Canadian Transport Minister John Baird said an “unprecedented consensus” has emerged over the need to build a new government-owned bridge between Windsor, Ontario and Detroit.
“Every single person who’s involved with this, every single person without a financial interest, 99 percent have fallen behind the two governments,” Baird said in an interview today in Bloomberg’s Ottawa office.
The Detroit River International Crossing, a joint project of the U.S., Canadian, Michigan and Ontario governments, is planning a $5.3 billion second bridge linking the two cities. Baird says a new crossing is required to ensure a terrorist attack on the existing Ambassador Bridge doesn’t hobble trade between the two nations. The Michigan legislature is due to vote on the plan by June 1, according to Baird.
“The Ontario economy and Michigan economy would be on their knees within a matter of days if not a matter of hours if that bridge went down,” Baird said.
A new bridge is also needed to accommodate an increase in expected traffic, which Baird said may triple in 30 years. Baird said the plan is to have the bridge designed, built and operated by private businesses, while owned by governments.
Michigan Governor Jennifer Granholm and Detroit Mayor Dave Bing also back the plan, Baird said, which has pitted U.S. and Canadian officials against the owner of the Ambassador Bridge, Manuel Moroun, who says falling traffic over the past decade and existing capacity don’t warrant construction of a competing bridge. Moroun has proposed to build a replacement to his 80- year-old bridge adjacent to the existing structure.
Baird has offered to help Michigan finance as much as $550 million of its costs to help win support for the project.
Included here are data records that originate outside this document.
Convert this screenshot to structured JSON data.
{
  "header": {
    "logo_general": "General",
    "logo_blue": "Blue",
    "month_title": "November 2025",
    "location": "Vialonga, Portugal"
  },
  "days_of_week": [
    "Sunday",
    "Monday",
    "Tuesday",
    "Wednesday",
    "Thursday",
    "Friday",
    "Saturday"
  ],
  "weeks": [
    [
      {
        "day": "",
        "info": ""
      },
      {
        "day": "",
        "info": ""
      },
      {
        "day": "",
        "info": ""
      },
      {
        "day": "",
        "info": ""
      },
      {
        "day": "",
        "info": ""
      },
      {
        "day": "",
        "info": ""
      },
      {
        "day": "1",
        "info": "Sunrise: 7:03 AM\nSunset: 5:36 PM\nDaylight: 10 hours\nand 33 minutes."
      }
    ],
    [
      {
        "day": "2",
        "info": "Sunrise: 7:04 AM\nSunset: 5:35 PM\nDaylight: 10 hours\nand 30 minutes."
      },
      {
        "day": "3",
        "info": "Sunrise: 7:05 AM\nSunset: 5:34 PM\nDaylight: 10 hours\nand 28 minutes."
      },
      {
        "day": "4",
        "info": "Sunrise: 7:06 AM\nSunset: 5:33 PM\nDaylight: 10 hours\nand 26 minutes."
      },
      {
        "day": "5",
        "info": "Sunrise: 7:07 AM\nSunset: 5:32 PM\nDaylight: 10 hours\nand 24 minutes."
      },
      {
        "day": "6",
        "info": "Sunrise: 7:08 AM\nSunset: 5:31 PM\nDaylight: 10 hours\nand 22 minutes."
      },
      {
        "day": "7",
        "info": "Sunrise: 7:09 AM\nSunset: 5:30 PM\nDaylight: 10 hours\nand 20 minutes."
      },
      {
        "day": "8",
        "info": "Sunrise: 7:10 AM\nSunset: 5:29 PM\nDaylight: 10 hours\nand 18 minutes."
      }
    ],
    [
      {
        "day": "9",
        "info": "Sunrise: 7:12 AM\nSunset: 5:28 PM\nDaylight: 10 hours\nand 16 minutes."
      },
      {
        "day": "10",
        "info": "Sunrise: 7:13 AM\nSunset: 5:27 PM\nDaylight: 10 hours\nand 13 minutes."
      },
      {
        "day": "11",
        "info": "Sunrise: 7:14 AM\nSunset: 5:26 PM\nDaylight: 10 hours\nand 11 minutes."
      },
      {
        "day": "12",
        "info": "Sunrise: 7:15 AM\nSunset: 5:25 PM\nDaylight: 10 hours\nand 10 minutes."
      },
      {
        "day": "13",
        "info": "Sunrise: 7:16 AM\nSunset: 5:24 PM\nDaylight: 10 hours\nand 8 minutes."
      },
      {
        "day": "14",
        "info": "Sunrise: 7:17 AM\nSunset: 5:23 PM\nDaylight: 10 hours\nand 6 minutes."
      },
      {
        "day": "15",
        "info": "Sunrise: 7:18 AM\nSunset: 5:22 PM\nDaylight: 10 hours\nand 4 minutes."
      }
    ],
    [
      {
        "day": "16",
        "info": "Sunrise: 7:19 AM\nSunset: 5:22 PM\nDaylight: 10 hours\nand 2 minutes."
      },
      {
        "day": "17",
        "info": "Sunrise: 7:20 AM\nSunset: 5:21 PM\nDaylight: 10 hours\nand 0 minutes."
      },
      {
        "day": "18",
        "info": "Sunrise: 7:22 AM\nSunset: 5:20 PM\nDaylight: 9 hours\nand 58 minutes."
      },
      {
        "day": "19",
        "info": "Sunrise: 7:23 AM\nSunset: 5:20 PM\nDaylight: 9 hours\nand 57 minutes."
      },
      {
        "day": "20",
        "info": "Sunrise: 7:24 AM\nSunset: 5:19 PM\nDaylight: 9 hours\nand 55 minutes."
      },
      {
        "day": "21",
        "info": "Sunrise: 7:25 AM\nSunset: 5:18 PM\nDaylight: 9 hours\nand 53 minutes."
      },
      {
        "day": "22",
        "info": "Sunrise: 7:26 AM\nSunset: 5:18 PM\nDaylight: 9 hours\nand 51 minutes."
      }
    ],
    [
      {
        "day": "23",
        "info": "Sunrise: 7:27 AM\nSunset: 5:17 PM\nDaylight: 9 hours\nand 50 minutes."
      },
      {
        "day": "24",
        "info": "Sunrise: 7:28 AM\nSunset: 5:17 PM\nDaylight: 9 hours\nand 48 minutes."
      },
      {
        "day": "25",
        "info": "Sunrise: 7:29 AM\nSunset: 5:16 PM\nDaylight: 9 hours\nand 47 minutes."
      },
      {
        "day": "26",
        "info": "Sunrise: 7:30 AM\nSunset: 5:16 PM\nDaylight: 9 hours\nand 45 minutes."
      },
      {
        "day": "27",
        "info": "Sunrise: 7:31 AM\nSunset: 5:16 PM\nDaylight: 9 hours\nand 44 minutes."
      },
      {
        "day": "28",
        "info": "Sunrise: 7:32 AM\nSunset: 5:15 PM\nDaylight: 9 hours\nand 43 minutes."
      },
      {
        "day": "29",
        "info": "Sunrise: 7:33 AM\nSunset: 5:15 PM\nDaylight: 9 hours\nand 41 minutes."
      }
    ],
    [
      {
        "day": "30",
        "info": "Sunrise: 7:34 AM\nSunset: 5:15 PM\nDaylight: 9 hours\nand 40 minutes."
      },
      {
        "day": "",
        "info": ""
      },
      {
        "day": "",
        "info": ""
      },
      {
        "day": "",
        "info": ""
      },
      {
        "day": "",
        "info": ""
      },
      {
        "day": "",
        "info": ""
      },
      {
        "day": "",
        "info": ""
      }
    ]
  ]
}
“It was clear Michigan’s financial problems were a major hurdle for them to be involved,” Baird said in the interview. “I have a mandate to make things happen, and we have a mandate to think outside of the box.”
Baird said any delays in the Michigan legislature could set back the project for years because of state elections this November.
“Both houses are term limited, and they are aggressive term-limited. There’s heavy turnover,” Baird said. “You really have to start all over again.”
The trade relationship between the U.S. and Canada is the largest in the world, and Detroit-Windsor is the busiest crossing point along the border. About C$130 billion ($121 billion) in annual trade moves between the two cities, with the majority over the Ambassador Bridge, Baird said.